In terms of materiality, the face brick and stone of the cottage and lean-to have become the backdrop to the new work, which is predominantly clad internally with vertical timber. A brass kitchen benchtop, pre-aged to show the marks of life, reflects the warm, textured surfaces of the new spaces. Bluestone flooring and a ceiling painted to mimic the warmth of brass frame the new spaces.

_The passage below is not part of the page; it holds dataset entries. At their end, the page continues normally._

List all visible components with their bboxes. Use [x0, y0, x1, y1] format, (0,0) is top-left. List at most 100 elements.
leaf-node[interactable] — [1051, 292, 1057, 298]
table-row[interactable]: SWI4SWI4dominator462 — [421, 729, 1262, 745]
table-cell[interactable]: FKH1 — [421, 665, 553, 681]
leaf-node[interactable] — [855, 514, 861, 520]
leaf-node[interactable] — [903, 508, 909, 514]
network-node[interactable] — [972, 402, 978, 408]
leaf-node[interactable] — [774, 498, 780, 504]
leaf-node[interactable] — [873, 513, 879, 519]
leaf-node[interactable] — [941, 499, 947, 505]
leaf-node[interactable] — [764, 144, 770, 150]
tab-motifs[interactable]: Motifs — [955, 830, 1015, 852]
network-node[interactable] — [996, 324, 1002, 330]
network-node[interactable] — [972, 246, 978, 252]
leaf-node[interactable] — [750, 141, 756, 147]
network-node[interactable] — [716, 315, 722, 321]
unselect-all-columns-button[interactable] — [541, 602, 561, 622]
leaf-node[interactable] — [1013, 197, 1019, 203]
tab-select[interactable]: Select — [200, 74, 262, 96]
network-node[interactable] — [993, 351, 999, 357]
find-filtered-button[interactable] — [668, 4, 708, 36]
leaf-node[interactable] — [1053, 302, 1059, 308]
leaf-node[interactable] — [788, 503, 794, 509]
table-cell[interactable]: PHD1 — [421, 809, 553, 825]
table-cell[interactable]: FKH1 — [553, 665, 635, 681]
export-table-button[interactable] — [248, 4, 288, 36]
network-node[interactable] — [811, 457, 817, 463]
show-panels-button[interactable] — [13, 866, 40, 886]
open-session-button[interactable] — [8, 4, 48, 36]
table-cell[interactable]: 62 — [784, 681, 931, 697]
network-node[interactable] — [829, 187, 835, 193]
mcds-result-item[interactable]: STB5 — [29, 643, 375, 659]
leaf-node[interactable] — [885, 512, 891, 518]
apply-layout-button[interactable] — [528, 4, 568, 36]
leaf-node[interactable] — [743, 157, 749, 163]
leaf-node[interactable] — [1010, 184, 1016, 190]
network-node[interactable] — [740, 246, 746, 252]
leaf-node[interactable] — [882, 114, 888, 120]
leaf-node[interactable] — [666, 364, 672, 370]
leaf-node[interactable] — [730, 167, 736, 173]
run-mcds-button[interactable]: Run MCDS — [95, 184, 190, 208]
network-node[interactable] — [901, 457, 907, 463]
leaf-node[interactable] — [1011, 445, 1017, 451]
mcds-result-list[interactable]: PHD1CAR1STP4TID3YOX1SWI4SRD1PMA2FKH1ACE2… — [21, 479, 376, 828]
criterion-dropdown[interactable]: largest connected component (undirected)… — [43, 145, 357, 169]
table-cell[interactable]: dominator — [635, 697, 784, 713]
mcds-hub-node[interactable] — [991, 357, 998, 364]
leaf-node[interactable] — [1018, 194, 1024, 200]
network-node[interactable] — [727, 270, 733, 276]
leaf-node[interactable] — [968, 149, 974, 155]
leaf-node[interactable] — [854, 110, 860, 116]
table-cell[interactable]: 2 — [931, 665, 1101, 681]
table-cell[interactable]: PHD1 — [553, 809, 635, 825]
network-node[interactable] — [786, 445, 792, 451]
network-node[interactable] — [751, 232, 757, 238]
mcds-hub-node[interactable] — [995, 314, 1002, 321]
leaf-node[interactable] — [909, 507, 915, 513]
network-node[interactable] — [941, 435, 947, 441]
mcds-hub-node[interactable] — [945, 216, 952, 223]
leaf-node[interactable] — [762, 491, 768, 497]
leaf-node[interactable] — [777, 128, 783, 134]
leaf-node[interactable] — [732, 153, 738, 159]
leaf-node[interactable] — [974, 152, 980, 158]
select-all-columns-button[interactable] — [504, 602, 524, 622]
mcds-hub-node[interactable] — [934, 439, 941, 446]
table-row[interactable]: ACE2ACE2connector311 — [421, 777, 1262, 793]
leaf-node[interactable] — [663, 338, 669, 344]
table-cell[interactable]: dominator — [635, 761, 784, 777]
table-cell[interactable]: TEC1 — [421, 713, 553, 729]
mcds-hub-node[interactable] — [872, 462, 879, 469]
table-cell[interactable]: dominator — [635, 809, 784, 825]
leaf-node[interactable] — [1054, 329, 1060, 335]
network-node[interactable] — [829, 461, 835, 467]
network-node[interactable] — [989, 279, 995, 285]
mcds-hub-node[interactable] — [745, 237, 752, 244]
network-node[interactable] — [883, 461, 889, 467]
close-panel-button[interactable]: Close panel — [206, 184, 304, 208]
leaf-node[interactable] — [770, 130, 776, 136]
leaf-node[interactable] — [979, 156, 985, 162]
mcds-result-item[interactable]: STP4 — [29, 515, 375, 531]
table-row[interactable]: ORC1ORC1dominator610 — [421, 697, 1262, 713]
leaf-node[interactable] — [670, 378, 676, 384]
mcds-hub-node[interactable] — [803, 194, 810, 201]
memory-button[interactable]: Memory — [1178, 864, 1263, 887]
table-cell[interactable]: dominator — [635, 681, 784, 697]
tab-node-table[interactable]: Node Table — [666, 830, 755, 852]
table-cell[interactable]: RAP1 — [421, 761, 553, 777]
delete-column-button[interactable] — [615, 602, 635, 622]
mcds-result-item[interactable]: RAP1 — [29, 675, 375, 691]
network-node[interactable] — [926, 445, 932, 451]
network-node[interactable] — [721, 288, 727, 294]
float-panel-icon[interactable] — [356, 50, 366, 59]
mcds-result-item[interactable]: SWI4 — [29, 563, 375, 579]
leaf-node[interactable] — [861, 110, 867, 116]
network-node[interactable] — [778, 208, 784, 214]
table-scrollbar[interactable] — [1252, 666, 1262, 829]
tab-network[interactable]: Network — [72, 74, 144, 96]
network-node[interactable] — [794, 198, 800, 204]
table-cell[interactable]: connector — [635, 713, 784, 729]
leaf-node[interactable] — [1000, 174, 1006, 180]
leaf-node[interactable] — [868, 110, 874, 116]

It is the articulation of the garden room that allows the clients to play with the ways their living spaces shift from public to private. The room is glazed on two sides with stacking, timber-framed sliding doors, which open or close the room to the weather, but it also has a layer of timber screens that can be drawn across the glazed doors, dependent on mood or weather. With the capacity to open directly north to the street or just east to the garden and sycamore, the room can be reoriented on a whim. The clients also close the screens at night, so that illumination doesn’t turn their living area into a theatre for passers-by. I’ve walked past this home several times on a sunny afternoon when all of the doors are open and the lounge is a verandah onto the street. It is an enjoyable experience for someone curious about design, but the owners relate that they also enjoy this engagement with the local community, with many conversations had over the ornate iron fence.
Finding enjoyment in this relationship between public and private comes through careful design, with the architects building in the capacity for choice. The garden and its room are positioned a good step above the public footpath. The living space is around six metres from the fence and the garden bed is planted with cottage flowers, which act as a soft screen between home and street. The sliding doors and timber screens offer a graduated way of letting in or closing out the street, and the internal planning of the home allows life to be lived privately: the homeowners can move between office, bedrooms, bathroom and kitchen in the “shadow” of the cottage, without the need to close down the house. This is a quality that is often seen in Victorian terrace homes and other residential types, where operable layers modulate the separation between public and private. Mark recalls a visitor describing the home as having the quality of a TARDIS. This is its surprise. Externally, the new work gives the appearance of just one small addition and yet the building internally is expansive and can be occupied in many ways, as part of the street or away from the public gaze.